The following article is adapted from text kindly provided by Dr James "Jimmy" Whittaker, Dec 2017:
There are many references to Edward Bushnell to be found in the pages of the Hungerford Virtual Museum but none of his earlier life before becoming a Hungerford “character” .The inscription upon his gravestone found in St. Saviour’s cemetery below give an insight into this character
For years he filled the office of Town Crier and Assistant Bailiff to the Town and Manor of Hungerford during which time he carried out his many onerous duties with unfailing zeal, tact and courtesy.
In grateful remembrance and appreciation of which this memorial is erected by his fellow townsmen.
In this article I charter the earlier part of his life and follow his rise from being an orphan to becoming a Hungerford stalwart.
Edward Bushnell was born in Bray near Maidenhead in 1849 and was the son of William and Sarah Bushnell. His father was a gardener.
Genealogical records suggest that both his parents died when Edward was very young - his father William dyed in 1849, the same year as his birth, and his mother Sarah dyed when Edward was just two years old in 1851.
So what became of young Edward? Unlike today, in those days, other family members would take care of their extended families. If a family failed to take in their own family members who had fallen upon hard times, they were placed in the local workhouse.
When Edward was two years old, he left Maidenhead and went to live with his grandparents Stephen and Mary Tucker who lived in Moon Lane, Hungerford together with their two sons Henry and Charles, and their daughter Mary. (Incidentally Moon Lane was later to be known locally as Lavatory Lane since the upstairs toilets jutted out into the lane below. These jutting out toilets are still in existence today (2017). Today Moon Lane is in fact Priory Place which starts at end of Salisbury Row and ends when it joins Priory Road opposite the new catholic church.)
Ten years later in 1861, Edward was living with his uncle and aunty, namely William and Ester Cox in Goodhall’s Yard in the High Street, which was one of the yards probably with outbuildings such as a stable, workshop and a cottage or two. Today in 2017, some of the properties in the High Street clearly were quite large properties in the 1860’s since they now contain newly erected buildings including houses and offices. Edward is described in the census as
being an errand boy and a servant.
In 1871 Edward was still living with his Uncle William and earning his living as a house painter .Maybe during his time as a painter he got to know some of the local shopkeepers, professionals such as doctors and lawyers and businessmen of Hungerford whilst working at their homes and became known as a trustworthy and hard working person.

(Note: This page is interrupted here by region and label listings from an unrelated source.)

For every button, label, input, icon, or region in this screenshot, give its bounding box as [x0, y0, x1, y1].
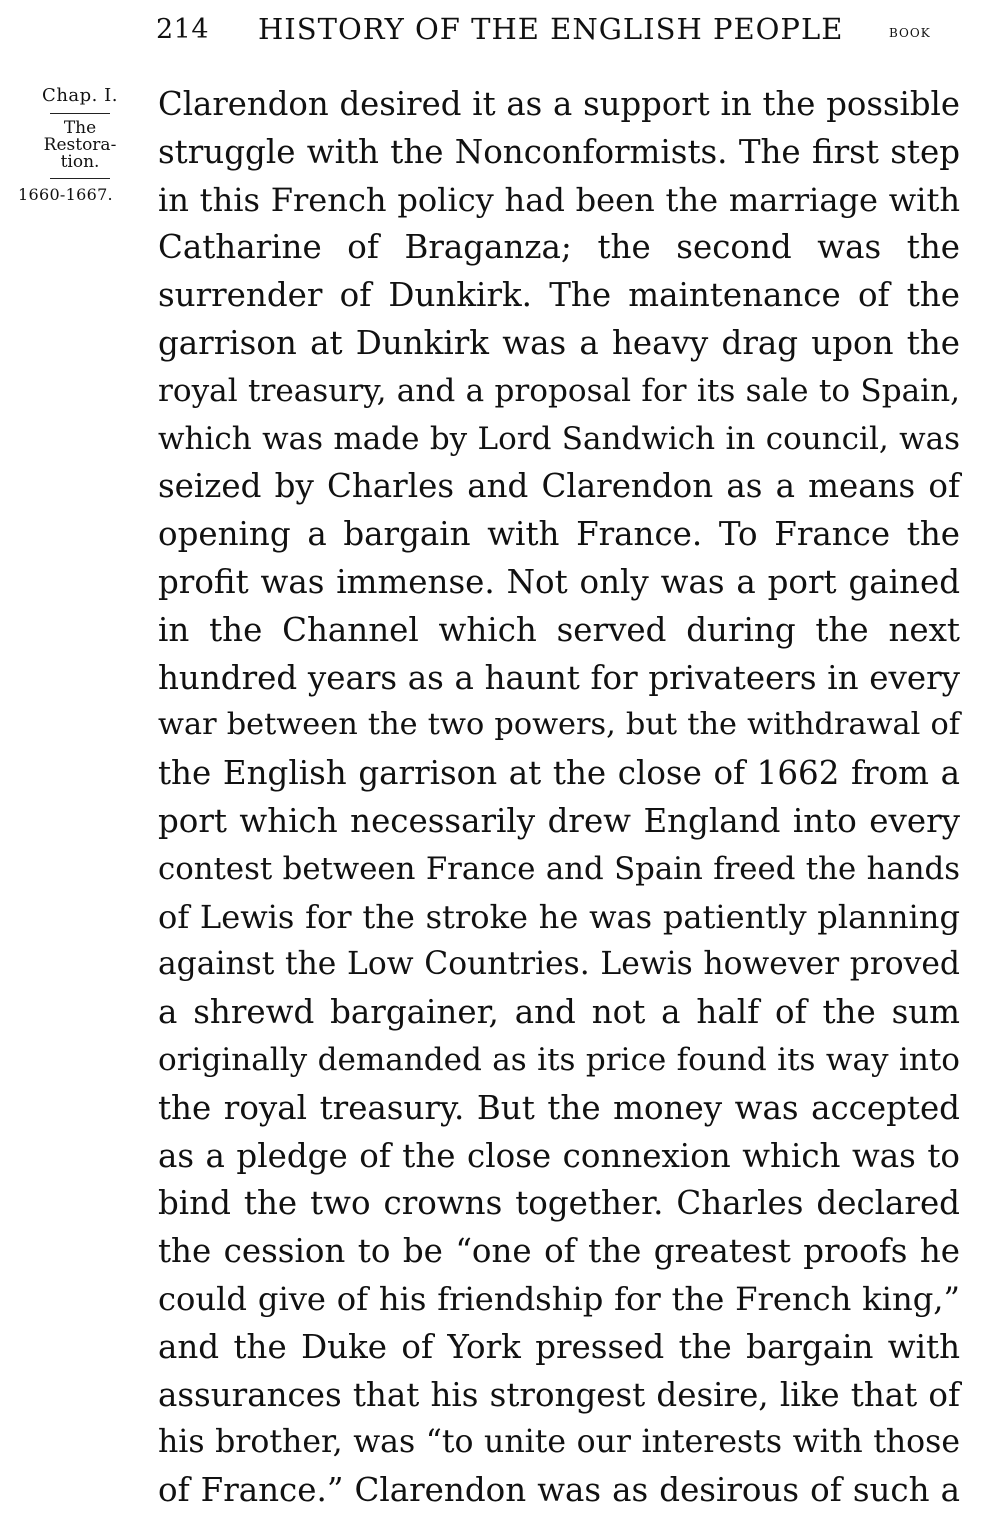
text-line: against the Low Countries. Lewis however proved — [158, 946, 960, 983]
text-line: a shrewd bargainer, and not a half of the sum — [158, 993, 960, 1032]
text-line: contest between France and Spain freed the hands — [158, 850, 960, 887]
text-line: opening a bargain with France. To France the — [158, 515, 960, 554]
text-line: hundred years as a haunt for privateers in every — [158, 658, 960, 697]
text-line: in the Channel which served during the next — [158, 610, 960, 649]
text-line: and the Duke of York pressed the bargain with — [158, 1327, 960, 1366]
text-line: of Lewis for the stroke he was patiently planning — [158, 897, 960, 936]
text-line: garrison at Dunkirk was a heavy drag upon the — [158, 323, 960, 362]
text-line: royal treasury, and a proposal for its sale to Spain, — [158, 372, 960, 409]
text-line: in this French policy had been the marriage with — [158, 180, 960, 219]
book-label: book — [889, 22, 931, 42]
text-line: the English garrison at the close of 1662 from a — [158, 754, 960, 793]
text-line: as a pledge of the close connexion which was to — [158, 1136, 960, 1175]
text-line: seized by Charles and Clarendon as a means of — [158, 467, 960, 506]
text-line: his brother, was “to unite our interests with those — [158, 1424, 960, 1461]
text-line: the cession to be “one of the greatest proofs he — [158, 1232, 960, 1271]
text-line: which was made by Lord Sandwich in council, was — [158, 420, 960, 457]
text-line: originally demanded as its price found its way into — [158, 1041, 960, 1078]
text-line: struggle with the Nonconformists. The first step — [158, 132, 960, 171]
margin-notes — [18, 86, 142, 205]
margin-divider — [50, 113, 110, 114]
text-line: the royal treasury. But the money was accepted — [158, 1088, 960, 1127]
page-number: 214 — [156, 14, 210, 45]
margin-divider — [50, 178, 110, 179]
text-line: surrender of Dunkirk. The maintenance of the — [158, 276, 960, 315]
text-line: profit was immense. Not only was a port gained — [158, 562, 960, 601]
chapter-label: Chap. I. — [42, 85, 118, 106]
section-label-line-3: tion. — [60, 152, 100, 172]
text-line: assurances that his strongest desire, like that of — [158, 1375, 960, 1414]
running-head — [0, 8, 1000, 48]
text-line: bind the two crowns together. Charles declared — [158, 1184, 960, 1223]
text-line: of France.” Clarendon was as desirous of such a — [158, 1471, 960, 1510]
book-title: HISTORY OF THE ENGLISH PEOPLE — [258, 12, 844, 46]
text-line: could give of his friendship for the French king,” — [158, 1279, 960, 1318]
text-line: Catharine of Braganza; the second was the — [158, 228, 960, 267]
text-line: Clarendon desired it as a support in the possible — [158, 85, 960, 123]
body-text — [158, 82, 960, 1516]
section-label-line-1: The — [63, 118, 97, 138]
date-range: 1660-1667. — [18, 185, 113, 204]
text-line: war between the two powers, but the withdrawal of — [158, 707, 960, 743]
text-line: port which necessarily drew England into every — [158, 801, 960, 840]
section-label-line-2: Restora- — [43, 135, 117, 155]
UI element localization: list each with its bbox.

This would put him in good stead in later life.
In 1872 Edward married Lydia Joyce in Hungerford.
By 1881 Edward was living in Church Street with his wife and three children - Frances Lydia b.1875; Ernest Edward b.1877; Eleanor Sarah b.1880.
His status according to the census is now of Town Crier and Bill Poster. Previously, he was appointed Bellman in 1880 which was a multifunctional post of the Town & Manor encompassing the positions of town crier, assistant bailiff and beadle.

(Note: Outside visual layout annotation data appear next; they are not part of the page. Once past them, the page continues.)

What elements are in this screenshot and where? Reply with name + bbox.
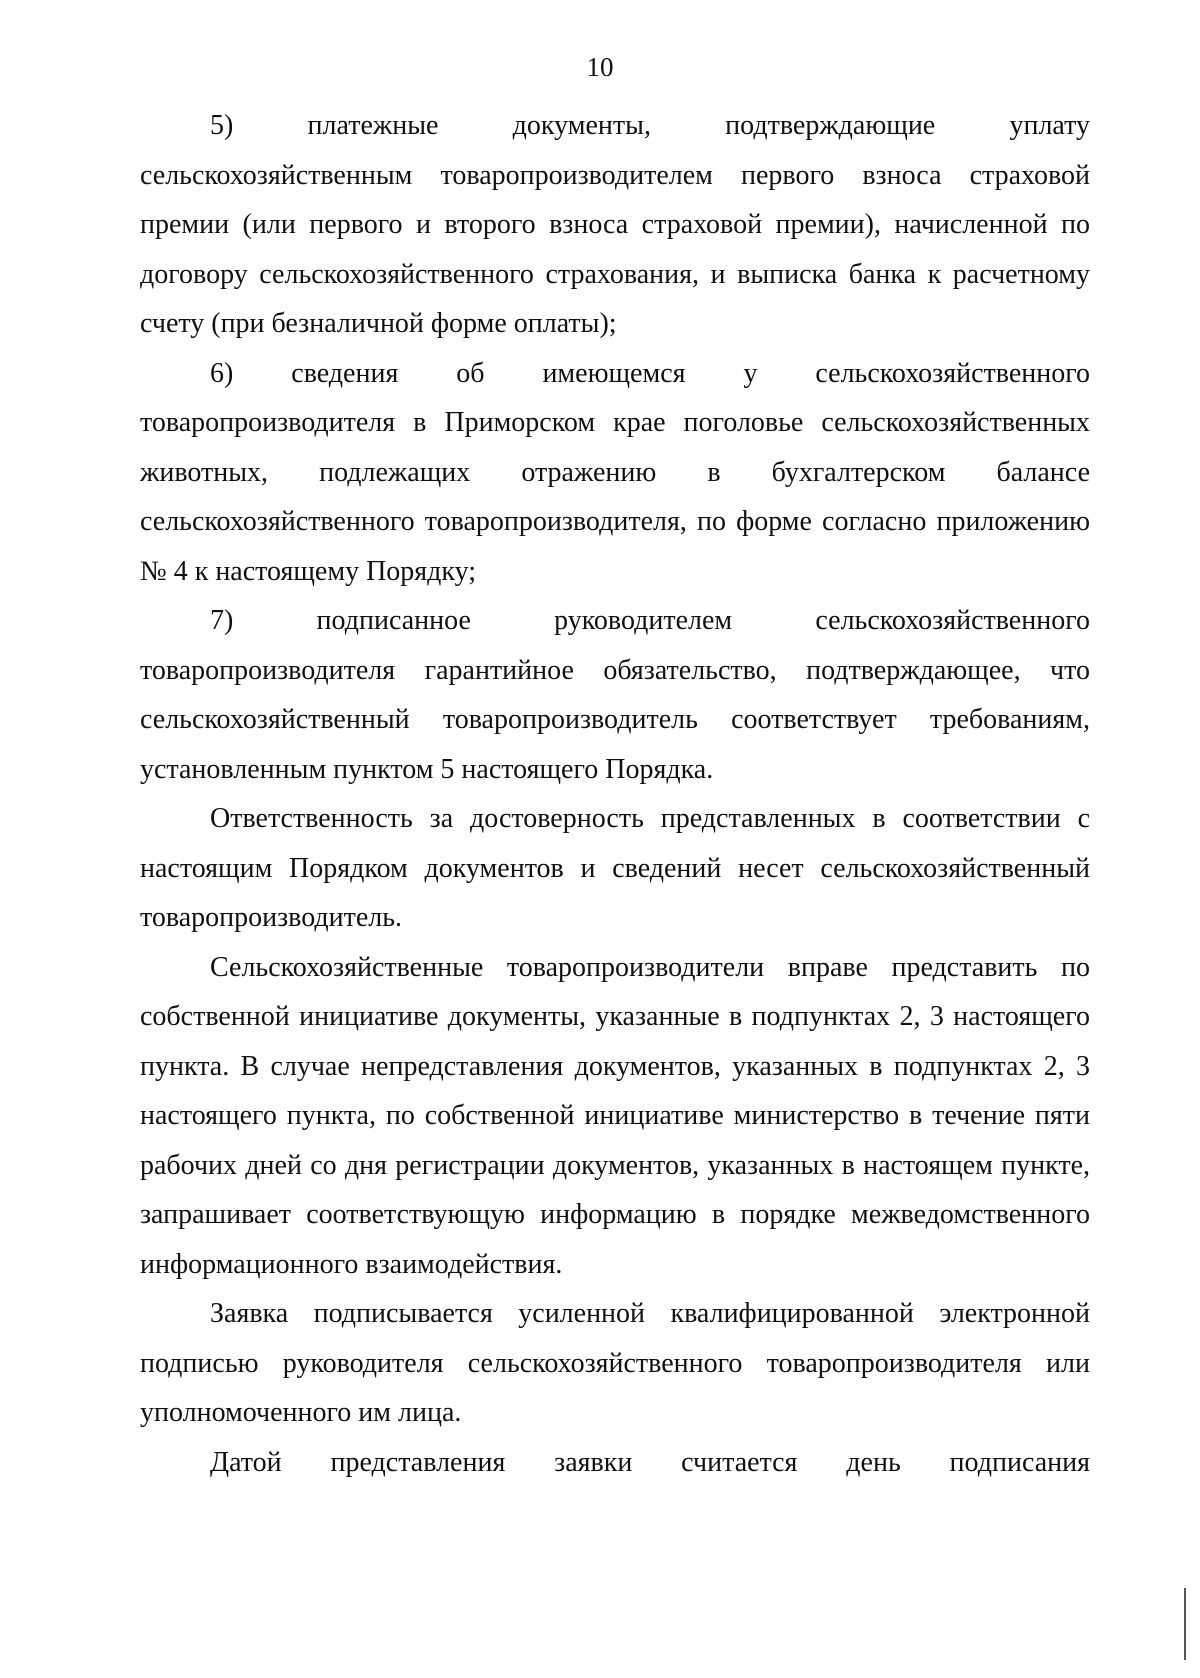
- paragraph-own-initiative: Сельскохозяйственные товаропроизводители вправе представить по собственной инициативе документы, указанные в подпунктах 2, 3 настоящего пункта. В случае непредставления документов, указанных в подпунктах 2, 3 настоящего пункта, по собственной инициативе министерство в течение пяти рабочих дней со дня регистрации документов, указанных в настоящем пункте, запрашивает соответствующую информацию в порядке межведомственного информационного взаимодействия.: [140, 951, 1090, 1280]
- document-body: [140, 101, 1090, 1487]
- paragraph-signature: Заявка подписывается усиленной квалифицированной электронной подписью руководителя сельскохозяйственного товаропроизводителя или уполномоченного им лица.: [140, 1298, 1090, 1428]
- paragraph-item-7: 7) подписанное руководителем сельскохозяйственного товаропроизводителя гарантийное обязательство, подтверждающее, что сельскохозяйственный товаропроизводитель соответствует требованиям, установленным пунктом 5 настоящего Порядка.: [140, 605, 1090, 785]
- paragraph-submission-date: Датой представления заявки считается день подписания: [210, 1446, 1090, 1478]
- page-number: 10: [586, 52, 614, 82]
- paragraph-item-5: 5) платежные документы, подтверждающие уплату сельскохозяйственным товаропроизводителем первого взноса страховой премии (или первого и второго взноса страховой премии), начисленной по договору сельскохозяйственного страхования, и выписка банка к расчетному счету (при безналичной форме оплаты);: [140, 110, 1090, 339]
- paragraph-item-6: 6) сведения об имеющемся у сельскохозяйственного товаропроизводителя в Приморском крае поголовье сельскохозяйственных животных, подлежащих отражению в бухгалтерском балансе сельскохозяйственного товаропроизводителя, по форме согласно приложению № 4 к настоящему Порядку;: [140, 357, 1090, 587]
- scan-edge-mark: [1184, 1588, 1186, 1660]
- paragraph-responsibility: Ответственность за достоверность представленных в соответствии с настоящим Порядком документов и сведений несет сельскохозяйственный товаропроизводитель.: [140, 803, 1090, 933]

In 1891 Edward and his family were living at 2 High Street and he was described in the census as a coffee house keeper and his family had been further extended by the addition of five more sons namely - Albert William b.1881; Frederick George b.1883; Herbert John b.1886; Walter Thomas b.1887; Sidney Frank b.1890.
Sadly for the Bushnell family, Lydia Bushnell died in early 1901 and is buried in St.Saviour’s Church Yard.
In 1901 Edward, a widower, was still living in the High Street, and recorded as the Town Hall keeper and bill poster. Eleanor was a house keeper; Albert a joiner; Frederick a cabinet maker; Herbert a telegraph messenger and Walter and Sydney were still school boys.
According to the 1911 census, Edward was a county court bailiff living in the High Street, and it is also revealed that the property consisted of 8 rooms. A county court bailiff being responsible for the enforcement of county court orders for the recovering of money. If the money was not payed ,he had the authority to seize and sell goods to recover the debt.
He was living with three of his children who were all making their way in the world -
- Eleanor was still his house keeper,
- Herbert had progressed to be a relieving officer for the Poor Law. Basically he administered the finances of the workhouse in Park Street. It is a grim reminder that as late as 1934 there were still 78 inhabitants of Hungerford living in the workhouse. Later on, Herbert became the Chairman of the Parish Council from 1949 to 1952.
- Walter was a skating rink instructor .Now this is a peculiar occupation and one would be sceptical perhaps, however the entry on the census
form is clearly written and signed by his father.
- Sydney was a cabinet maker.
- Sadly in 1918 his son Walter Thomas Bushnell was killed in action during WW1 at Damery in France on 11 Aug 1918, age 31.
Edward himself died on 23 May 1923 aged 74.